Jack hurried around the car.
‘That’s it! Run away, Crampy the Yankee’,’ Gidean shouted.
‘How many times can I repeat that I have dual citizenship because my mum is American! I’m as English as you are. I was born in the same hospital in Cambridge as you, you moron,’ Jack shouted as he grabbed a door handle and jumped in the car.
‘What the ..’
It wasn’t a woman sitting on the back seat of the Bentley; it was an antique, life-sized, oil painting of a naked woman.
The driver turned around and smiled.
‘Your granddad says happy birthday and sends his apologies.
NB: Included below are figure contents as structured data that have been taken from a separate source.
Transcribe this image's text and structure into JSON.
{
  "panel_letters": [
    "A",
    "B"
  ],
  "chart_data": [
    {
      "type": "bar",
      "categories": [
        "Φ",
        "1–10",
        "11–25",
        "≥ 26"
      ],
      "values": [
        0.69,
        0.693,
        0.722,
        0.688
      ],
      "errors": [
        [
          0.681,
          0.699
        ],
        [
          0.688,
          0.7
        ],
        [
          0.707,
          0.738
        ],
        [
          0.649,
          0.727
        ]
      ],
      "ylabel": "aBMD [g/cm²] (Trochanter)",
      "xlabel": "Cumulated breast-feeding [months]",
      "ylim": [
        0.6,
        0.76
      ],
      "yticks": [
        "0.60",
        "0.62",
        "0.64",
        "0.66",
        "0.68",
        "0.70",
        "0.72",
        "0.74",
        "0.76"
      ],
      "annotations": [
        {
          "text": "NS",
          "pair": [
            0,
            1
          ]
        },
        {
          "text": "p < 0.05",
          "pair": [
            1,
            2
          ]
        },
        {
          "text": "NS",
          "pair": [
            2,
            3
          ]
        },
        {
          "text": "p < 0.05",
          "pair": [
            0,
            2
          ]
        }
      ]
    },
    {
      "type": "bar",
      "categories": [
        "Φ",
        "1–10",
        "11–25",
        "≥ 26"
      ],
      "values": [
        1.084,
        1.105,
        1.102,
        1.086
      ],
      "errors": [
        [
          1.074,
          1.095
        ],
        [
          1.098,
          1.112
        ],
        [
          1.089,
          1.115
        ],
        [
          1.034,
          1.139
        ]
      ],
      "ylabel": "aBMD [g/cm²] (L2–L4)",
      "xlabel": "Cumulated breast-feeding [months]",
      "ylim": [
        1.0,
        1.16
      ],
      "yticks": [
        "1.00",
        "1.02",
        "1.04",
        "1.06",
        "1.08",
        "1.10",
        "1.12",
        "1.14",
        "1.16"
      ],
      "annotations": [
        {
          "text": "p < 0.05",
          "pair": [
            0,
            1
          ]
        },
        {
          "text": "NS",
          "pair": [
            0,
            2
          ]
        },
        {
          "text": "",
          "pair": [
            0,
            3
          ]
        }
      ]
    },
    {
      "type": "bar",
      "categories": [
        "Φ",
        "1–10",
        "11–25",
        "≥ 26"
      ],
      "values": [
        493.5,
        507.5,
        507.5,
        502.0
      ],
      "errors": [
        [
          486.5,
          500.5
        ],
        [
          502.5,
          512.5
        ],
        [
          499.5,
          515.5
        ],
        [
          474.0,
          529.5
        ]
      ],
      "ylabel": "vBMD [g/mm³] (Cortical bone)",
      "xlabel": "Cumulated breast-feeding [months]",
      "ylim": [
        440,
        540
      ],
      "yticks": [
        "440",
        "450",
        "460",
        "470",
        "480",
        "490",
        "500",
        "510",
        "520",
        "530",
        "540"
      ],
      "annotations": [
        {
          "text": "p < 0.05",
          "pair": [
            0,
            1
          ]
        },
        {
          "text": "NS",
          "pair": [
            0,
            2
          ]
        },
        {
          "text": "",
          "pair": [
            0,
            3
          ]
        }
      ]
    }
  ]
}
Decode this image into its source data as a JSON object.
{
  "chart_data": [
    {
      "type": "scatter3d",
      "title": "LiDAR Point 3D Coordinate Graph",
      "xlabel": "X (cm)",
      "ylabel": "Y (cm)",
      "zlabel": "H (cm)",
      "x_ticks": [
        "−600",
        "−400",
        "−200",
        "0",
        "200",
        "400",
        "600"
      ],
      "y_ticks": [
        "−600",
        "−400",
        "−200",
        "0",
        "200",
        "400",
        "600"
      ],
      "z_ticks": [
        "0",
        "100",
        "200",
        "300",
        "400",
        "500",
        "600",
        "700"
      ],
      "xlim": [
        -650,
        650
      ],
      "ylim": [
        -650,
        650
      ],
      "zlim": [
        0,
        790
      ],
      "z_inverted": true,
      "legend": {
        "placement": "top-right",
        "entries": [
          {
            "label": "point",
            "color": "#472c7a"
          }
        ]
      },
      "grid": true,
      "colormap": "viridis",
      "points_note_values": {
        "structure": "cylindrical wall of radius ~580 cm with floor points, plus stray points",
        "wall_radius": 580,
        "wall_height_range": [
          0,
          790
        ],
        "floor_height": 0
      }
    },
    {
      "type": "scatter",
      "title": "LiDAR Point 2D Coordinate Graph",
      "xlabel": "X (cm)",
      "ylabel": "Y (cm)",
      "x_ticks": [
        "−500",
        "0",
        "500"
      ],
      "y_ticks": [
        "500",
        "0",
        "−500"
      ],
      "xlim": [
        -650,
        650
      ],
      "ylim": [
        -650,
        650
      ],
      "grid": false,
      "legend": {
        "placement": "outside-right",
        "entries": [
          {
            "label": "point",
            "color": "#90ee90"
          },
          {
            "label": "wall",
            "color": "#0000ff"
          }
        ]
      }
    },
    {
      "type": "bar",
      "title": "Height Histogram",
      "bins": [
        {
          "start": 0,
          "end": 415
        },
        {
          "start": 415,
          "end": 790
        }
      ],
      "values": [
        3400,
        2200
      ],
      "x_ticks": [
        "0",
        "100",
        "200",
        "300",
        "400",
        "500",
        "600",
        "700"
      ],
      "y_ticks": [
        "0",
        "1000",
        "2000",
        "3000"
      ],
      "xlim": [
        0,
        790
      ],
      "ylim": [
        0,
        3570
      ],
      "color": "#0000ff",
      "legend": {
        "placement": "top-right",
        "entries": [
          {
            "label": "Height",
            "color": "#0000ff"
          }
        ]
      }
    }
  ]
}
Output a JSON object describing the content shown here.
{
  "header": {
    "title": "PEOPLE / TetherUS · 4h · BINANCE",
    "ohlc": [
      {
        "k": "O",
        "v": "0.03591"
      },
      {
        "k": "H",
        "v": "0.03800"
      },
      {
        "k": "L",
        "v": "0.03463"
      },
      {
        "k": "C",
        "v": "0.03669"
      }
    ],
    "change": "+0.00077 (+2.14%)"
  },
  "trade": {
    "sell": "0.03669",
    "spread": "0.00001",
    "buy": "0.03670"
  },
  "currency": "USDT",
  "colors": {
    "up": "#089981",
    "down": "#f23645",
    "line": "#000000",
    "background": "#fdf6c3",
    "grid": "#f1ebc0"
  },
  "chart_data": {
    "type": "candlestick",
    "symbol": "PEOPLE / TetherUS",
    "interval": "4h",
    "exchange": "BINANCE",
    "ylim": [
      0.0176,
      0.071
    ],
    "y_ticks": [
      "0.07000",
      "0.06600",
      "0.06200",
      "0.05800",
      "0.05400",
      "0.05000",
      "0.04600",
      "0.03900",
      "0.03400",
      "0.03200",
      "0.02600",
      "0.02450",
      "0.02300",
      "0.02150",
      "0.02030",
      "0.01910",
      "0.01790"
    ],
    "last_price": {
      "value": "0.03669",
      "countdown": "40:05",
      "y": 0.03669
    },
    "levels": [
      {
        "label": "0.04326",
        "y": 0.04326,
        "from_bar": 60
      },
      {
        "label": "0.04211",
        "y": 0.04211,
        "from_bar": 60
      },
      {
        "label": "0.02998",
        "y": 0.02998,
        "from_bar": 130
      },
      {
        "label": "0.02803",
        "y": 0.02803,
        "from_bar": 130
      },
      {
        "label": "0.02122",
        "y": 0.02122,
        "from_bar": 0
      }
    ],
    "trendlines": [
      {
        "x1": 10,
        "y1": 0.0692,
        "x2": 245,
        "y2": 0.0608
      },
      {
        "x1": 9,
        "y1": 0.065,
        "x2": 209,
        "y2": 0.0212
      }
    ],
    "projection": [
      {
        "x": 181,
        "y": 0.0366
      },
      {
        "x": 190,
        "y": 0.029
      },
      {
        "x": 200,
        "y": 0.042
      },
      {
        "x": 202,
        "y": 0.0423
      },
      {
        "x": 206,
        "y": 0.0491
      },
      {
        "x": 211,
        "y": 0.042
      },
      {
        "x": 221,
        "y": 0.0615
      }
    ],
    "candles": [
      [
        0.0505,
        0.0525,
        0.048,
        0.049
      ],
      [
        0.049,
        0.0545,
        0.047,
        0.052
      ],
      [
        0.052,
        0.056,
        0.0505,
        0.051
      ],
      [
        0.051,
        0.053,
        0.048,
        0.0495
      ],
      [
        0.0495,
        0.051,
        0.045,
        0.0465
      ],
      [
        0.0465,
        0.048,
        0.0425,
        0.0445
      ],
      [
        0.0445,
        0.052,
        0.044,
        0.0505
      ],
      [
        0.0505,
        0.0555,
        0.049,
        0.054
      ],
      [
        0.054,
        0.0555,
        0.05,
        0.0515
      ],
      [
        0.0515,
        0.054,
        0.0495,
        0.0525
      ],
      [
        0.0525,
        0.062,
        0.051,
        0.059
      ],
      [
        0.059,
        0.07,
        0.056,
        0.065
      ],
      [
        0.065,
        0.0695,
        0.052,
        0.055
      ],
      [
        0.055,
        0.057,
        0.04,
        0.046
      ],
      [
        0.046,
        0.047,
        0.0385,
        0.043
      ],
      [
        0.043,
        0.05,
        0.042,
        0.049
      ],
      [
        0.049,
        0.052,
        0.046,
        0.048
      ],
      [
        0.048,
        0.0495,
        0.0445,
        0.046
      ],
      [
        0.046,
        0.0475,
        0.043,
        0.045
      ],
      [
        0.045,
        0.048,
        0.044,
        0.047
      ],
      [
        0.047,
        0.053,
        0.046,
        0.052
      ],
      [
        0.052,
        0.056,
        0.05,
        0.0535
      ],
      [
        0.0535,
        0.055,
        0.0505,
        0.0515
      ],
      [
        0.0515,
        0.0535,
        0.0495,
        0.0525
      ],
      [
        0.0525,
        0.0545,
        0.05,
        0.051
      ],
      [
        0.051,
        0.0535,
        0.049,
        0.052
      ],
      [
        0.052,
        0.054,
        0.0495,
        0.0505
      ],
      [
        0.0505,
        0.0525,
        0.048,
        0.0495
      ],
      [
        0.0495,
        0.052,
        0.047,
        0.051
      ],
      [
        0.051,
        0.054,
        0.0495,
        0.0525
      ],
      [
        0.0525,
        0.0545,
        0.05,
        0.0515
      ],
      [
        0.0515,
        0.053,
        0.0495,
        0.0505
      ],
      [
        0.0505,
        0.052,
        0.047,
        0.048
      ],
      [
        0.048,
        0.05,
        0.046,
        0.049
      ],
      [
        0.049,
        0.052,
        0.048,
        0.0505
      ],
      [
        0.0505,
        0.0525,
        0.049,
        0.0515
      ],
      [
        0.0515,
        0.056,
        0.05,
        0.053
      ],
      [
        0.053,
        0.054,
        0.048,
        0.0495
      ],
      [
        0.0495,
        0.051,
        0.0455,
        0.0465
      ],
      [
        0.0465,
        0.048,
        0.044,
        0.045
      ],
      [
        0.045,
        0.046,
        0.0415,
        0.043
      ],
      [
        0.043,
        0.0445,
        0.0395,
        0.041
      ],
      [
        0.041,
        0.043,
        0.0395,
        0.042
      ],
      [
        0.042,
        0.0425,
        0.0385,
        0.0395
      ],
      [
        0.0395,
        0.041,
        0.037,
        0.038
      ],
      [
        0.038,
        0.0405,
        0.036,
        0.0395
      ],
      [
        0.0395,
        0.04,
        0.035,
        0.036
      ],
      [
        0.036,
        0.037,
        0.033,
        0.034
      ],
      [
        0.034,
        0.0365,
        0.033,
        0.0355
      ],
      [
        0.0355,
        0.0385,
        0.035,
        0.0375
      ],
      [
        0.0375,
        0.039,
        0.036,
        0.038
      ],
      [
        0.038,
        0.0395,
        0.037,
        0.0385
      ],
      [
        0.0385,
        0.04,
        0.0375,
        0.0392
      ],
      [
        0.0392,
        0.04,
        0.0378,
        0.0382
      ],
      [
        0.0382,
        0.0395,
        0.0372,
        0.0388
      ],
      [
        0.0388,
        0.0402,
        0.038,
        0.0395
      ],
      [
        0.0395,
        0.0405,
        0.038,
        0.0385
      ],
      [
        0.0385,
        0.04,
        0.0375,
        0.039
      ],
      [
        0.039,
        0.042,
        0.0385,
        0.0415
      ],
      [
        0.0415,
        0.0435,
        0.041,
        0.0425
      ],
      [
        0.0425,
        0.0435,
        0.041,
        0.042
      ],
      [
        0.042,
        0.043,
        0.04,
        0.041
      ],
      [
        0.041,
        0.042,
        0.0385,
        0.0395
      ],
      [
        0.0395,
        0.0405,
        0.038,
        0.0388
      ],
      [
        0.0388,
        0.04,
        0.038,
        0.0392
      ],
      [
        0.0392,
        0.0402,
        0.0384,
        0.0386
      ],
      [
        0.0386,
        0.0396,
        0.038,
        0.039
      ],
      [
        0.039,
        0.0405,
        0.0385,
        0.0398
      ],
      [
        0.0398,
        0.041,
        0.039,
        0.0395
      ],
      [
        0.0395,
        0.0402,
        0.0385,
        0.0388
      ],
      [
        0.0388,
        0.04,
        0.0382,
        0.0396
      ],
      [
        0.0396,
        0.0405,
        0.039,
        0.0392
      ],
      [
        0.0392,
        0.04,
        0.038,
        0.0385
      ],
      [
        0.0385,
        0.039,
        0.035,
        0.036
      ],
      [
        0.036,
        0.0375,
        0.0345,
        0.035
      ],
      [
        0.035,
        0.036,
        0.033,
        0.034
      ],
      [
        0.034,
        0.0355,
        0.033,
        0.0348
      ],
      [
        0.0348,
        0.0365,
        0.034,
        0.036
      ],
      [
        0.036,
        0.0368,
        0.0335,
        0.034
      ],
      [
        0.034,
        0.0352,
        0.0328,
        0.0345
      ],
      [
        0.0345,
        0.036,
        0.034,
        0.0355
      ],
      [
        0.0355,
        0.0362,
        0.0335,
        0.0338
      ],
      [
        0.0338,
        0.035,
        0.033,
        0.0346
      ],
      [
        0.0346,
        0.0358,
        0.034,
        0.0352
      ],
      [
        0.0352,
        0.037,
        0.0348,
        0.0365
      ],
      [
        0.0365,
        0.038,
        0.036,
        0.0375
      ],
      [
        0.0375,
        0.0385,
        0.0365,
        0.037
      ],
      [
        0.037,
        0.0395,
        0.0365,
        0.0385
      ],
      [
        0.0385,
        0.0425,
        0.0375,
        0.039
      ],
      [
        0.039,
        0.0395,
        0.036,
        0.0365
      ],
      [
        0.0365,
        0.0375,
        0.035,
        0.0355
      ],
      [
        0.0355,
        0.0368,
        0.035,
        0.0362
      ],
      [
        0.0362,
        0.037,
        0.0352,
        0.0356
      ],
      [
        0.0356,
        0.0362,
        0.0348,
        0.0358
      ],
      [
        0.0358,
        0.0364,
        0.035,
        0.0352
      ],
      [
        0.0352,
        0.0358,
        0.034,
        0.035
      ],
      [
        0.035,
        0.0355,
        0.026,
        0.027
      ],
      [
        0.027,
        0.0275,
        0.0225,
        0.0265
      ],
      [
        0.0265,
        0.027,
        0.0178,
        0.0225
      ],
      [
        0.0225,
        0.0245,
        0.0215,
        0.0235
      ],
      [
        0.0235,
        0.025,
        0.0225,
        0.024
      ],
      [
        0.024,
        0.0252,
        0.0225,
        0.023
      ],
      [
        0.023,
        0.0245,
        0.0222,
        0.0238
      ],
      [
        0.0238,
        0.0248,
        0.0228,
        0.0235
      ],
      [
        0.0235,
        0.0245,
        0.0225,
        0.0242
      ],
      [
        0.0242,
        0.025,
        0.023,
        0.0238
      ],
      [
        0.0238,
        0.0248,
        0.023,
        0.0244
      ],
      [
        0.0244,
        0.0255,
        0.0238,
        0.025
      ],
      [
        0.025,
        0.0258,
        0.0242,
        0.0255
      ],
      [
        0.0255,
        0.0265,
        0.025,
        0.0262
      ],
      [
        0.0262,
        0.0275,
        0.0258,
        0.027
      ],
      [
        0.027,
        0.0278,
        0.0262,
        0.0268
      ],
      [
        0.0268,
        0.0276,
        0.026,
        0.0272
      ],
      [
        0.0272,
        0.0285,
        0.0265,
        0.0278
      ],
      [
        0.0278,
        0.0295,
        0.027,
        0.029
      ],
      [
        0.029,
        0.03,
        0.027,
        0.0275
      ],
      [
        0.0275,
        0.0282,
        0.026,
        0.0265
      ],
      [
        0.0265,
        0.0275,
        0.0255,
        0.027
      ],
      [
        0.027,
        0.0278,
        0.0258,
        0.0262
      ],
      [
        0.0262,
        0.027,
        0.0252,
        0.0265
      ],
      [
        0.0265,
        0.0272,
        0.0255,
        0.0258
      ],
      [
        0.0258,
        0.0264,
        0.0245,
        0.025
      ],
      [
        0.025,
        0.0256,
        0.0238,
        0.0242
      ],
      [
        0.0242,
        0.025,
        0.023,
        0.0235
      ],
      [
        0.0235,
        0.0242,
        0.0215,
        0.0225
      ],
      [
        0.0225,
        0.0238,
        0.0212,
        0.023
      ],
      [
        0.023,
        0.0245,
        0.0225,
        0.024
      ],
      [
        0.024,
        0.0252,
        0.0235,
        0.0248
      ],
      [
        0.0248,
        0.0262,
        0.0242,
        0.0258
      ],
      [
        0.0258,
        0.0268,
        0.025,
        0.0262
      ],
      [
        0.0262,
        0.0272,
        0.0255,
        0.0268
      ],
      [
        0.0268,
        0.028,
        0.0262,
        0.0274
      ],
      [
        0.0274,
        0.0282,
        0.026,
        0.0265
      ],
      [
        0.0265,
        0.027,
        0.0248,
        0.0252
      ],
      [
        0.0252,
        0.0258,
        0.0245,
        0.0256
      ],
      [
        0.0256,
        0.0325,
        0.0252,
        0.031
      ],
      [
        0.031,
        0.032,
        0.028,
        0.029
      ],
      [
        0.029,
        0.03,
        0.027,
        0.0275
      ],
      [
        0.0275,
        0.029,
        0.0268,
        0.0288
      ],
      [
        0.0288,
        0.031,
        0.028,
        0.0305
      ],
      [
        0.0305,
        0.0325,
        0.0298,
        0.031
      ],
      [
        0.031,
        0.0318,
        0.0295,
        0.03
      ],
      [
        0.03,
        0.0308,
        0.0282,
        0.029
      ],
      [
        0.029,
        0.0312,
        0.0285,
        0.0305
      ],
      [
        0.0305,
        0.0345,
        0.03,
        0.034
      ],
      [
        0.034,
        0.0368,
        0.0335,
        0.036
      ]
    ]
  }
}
He couldn’t make it today. The painting isn’t your present. Your present will be late this year.’
‘What or who is it?’ Jack said, pointing at the pink, fleshy figure sprawling across the large canvas.
The driver pointed to a label on the frame of the painting.
‘The Goddess Demeter, Queen of the Earth, weeping. I’m on my way to drop her off.’
In despair Jack rolled his eyes skywards.
In the distance he heard the bell ringing. He was going to be late.